In my study of injective modules over commutative rings, i noticed that Zorn's Lemma is often employed in the proofs. Here are three examples: 1) Baer's Criterion 2) the characterization of injective modules as being those that have no proper essential extension 3) the structure theorem saying that every injective module is the direct sum of injective indecomposable modules.

Question: Is there any profound reason for the necessity of Zorn's Lemma when treating injective modules? Is this somehow related to the fact that there is no dual for the notion of a free module?


Solution 1:

If we only reduce to $\Bbb Z$-modules, then we can already identify a very strong connection:

The axiom of choice is equivalent to the statement "All divisible abelian groups are injective".

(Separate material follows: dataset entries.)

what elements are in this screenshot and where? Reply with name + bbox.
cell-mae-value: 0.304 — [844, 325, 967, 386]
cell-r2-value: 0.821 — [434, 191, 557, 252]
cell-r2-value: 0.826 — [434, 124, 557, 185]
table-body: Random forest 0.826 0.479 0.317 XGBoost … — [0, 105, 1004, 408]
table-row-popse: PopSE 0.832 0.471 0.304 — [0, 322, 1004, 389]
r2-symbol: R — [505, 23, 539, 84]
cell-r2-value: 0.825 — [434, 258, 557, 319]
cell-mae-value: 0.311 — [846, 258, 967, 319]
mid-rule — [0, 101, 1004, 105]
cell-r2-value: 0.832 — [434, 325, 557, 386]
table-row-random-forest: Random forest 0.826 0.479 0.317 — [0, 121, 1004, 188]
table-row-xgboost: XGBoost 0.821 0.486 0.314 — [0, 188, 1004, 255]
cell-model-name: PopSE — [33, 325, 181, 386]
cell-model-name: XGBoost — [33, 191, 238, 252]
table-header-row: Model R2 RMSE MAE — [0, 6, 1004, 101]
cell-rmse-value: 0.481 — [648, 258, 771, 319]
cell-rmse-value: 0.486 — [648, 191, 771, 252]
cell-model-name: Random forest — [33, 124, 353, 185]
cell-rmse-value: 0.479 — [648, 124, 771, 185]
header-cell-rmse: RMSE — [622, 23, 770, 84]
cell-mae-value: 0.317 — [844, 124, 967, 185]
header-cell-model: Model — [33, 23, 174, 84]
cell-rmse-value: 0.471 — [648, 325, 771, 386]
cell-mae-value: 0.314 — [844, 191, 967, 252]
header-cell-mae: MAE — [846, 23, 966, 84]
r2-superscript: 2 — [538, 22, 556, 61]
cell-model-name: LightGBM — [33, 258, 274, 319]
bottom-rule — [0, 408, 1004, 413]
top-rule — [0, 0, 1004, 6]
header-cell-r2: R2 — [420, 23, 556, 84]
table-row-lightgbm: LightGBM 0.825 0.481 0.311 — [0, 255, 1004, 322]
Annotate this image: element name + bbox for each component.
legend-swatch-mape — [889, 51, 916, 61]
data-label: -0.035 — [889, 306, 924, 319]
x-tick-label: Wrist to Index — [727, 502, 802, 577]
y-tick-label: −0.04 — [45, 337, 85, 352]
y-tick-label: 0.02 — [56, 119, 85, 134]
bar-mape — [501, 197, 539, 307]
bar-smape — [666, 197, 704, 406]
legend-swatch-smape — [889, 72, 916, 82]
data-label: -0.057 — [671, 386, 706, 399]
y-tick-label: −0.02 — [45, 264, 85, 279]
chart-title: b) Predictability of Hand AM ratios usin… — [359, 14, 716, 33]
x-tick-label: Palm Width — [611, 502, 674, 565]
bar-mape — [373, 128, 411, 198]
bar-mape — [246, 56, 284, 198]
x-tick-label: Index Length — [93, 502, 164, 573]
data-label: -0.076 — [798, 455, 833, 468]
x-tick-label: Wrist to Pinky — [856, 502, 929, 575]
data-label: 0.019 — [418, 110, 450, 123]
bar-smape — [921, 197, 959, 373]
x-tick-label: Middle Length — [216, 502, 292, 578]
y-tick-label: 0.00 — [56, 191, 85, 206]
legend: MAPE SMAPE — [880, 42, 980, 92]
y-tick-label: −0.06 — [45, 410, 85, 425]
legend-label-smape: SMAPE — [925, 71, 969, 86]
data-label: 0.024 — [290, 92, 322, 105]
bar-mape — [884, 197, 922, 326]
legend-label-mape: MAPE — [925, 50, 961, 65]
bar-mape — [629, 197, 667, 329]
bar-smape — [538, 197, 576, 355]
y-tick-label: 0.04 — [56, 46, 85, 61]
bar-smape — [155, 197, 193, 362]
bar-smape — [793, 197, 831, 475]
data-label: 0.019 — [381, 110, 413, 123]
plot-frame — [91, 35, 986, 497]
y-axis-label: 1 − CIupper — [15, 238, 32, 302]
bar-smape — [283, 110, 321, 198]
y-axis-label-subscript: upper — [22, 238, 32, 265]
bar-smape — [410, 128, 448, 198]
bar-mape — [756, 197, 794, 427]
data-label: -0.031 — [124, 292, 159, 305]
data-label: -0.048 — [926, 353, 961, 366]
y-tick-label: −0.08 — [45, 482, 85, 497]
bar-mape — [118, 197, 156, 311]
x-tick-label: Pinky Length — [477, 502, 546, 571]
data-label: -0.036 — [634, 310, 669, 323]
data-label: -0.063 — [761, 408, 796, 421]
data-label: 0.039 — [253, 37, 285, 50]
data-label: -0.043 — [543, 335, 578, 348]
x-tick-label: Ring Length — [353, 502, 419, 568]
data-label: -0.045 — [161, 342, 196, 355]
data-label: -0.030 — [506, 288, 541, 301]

Moreover, there is a model where the axiom of choice fails and there are no injective abelian groups, at all, so the above equivalence fails in a very acute way.

You may be interested in some of the work of Andreas Blass, who proved both of the aforementioned results. You can find the paper here:

Blass, Andreas "Injectivity, Projectivity, and the Axiom of Choice." Transactions of the American Mathematical Society, Vol. 255, (Nov., 1979), pp. 31-59

Solution 2:

Note that there is a version of Baer's criterion which is true in ZF:

If $M$ is some $R$-module with the property that for every ideal $I \subseteq R$ the map $\hom(R,M) \to \hom(I,M)$ is surjective, then for every submodule $A \subseteq B$ such that $B/A$ is finitely generated we have that $\hom(B,M) \to \hom(A,M)$ is surjective.

The proof proceeds by induction on a number of elements of $B$ which generate it modulo $A$. More generally, the proof works when there is a generating set of $B/A$ which is indexed by an ordinal number. You need Zorn's Lemma or something alike in order to achieve this.